Unnamed: 0,FellowshipID,FirstName,Skills,Age
0,1001.0,Frodo,Hiding,
1,1002.0,Samwise,Gardening,
2,1003.0,Gandalf,Spells,
3,1004.0,Pippin,Fireworks,
0,1001.0,Frodo,,50.0
1,1002.0,Samwise,,39.0
2,1006.0,Legolas,,2931.0
3,1007.0,Elrond,,6520.0
4,1008.0,Barromir,,51.0


In [48]:
pd.concat([df1,df2], join='inner')  

Unnamed: 0,FellowshipID,FirstName
0,1001.0,Frodo
1,1002.0,Samwise
2,1003.0,Gandalf
3,1004.0,Pippin
0,1001.0,Frodo
1,1002.0,Samwise
2,1006.0,Legolas
3,1007.0,Elrond
4,1008.0,Barromir


When we take inner it takes only the columns present in both the dataframes .

In [51]:
pd.concat([df1,df2], join='inner', axis=1)

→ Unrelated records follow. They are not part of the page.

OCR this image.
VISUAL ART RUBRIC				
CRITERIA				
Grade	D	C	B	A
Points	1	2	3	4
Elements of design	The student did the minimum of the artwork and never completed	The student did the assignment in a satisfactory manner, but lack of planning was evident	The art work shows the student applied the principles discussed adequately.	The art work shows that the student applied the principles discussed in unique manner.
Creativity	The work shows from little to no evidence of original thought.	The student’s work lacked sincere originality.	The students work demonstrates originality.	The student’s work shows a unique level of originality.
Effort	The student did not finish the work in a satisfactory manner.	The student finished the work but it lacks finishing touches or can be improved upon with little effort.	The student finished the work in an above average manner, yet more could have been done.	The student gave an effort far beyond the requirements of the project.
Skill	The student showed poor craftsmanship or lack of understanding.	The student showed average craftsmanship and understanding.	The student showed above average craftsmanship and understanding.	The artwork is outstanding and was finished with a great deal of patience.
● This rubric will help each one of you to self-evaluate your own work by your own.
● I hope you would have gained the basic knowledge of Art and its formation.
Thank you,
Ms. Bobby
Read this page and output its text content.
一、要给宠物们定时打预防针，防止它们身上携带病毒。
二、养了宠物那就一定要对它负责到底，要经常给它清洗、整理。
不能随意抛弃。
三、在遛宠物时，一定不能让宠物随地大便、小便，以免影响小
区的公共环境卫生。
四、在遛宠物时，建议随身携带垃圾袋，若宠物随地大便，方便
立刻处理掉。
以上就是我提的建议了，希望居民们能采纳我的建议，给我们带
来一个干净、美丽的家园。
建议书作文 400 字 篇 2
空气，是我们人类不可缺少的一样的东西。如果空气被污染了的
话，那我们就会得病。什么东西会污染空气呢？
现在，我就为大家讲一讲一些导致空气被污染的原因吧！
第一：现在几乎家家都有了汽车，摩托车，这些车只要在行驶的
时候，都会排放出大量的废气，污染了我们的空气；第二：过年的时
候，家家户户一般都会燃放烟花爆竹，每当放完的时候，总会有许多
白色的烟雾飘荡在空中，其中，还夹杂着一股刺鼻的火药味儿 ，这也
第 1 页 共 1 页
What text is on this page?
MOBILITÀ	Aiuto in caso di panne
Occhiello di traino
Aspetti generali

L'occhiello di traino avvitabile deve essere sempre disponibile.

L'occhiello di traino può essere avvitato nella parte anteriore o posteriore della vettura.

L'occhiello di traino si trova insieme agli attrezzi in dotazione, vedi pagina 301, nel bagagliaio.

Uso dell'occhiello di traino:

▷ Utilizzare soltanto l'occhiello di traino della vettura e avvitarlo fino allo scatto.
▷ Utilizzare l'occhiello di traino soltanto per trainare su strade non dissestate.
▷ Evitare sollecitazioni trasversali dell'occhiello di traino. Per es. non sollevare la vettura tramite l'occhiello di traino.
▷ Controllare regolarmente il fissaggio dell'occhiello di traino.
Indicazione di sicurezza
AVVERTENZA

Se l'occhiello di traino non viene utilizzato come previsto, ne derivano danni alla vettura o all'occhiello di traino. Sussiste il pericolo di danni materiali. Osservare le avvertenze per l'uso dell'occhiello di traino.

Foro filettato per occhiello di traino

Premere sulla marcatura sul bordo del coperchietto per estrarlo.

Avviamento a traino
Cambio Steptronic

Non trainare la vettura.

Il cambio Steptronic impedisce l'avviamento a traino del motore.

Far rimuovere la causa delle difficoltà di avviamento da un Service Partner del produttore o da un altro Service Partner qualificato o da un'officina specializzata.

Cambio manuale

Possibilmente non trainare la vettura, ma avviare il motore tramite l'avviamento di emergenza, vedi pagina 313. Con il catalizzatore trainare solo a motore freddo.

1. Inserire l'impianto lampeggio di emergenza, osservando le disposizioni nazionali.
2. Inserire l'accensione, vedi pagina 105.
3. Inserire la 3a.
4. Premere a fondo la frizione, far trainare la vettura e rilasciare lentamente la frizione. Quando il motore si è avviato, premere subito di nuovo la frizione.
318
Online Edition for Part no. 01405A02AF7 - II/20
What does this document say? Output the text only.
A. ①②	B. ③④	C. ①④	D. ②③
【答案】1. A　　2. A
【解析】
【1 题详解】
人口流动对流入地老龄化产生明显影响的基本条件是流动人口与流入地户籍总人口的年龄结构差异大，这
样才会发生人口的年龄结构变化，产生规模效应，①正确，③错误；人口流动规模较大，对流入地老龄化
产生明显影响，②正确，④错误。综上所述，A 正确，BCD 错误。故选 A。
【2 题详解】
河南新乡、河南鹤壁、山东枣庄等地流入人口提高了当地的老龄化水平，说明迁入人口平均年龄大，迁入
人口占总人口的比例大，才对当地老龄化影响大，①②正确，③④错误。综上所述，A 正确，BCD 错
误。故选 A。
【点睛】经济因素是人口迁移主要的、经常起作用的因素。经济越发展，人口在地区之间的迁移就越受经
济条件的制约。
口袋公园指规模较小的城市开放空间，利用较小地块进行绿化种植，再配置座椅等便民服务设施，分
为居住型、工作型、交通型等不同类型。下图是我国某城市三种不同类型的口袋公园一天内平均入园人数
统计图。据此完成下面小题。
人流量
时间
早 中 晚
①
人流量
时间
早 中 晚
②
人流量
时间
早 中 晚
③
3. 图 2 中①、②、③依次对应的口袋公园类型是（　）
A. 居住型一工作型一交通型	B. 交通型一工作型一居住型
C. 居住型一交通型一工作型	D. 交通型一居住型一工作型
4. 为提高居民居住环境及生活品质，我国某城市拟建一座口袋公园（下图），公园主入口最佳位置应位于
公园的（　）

Unnamed: 0,FellowshipID,FirstName,Skills,FellowshipID.1,FirstName.1,Age
0,1001.0,Frodo,Hiding,1001,Frodo,50
1,1002.0,Samwise,Gardening,1002,Samwise,39
2,1003.0,Gandalf,Spells,1006,Legolas,2931
3,1004.0,Pippin,Fireworks,1007,Elrond,6520


Here it is taking inner join based on the index and axis=1 makes dataframes stand side by side .

In [52]:
pd.concat([df1,df2], join='outer', axis=1)

Unnamed: 0,FellowshipID,FirstName,Skills,FellowshipID.1,FirstName.1,Age
0,1001.0,Frodo,Hiding,1001,Frodo,50
1,1002.0,Samwise,Gardening,1002,Samwise,39
2,1003.0,Gandalf,Spells,1006,Legolas,2931
3,1004.0,Pippin,Fireworks,1007,Elrond,6520
4,,,,1008,Barromir,51


Now when we take outer join it will give all the rows from first as well as second dataframe.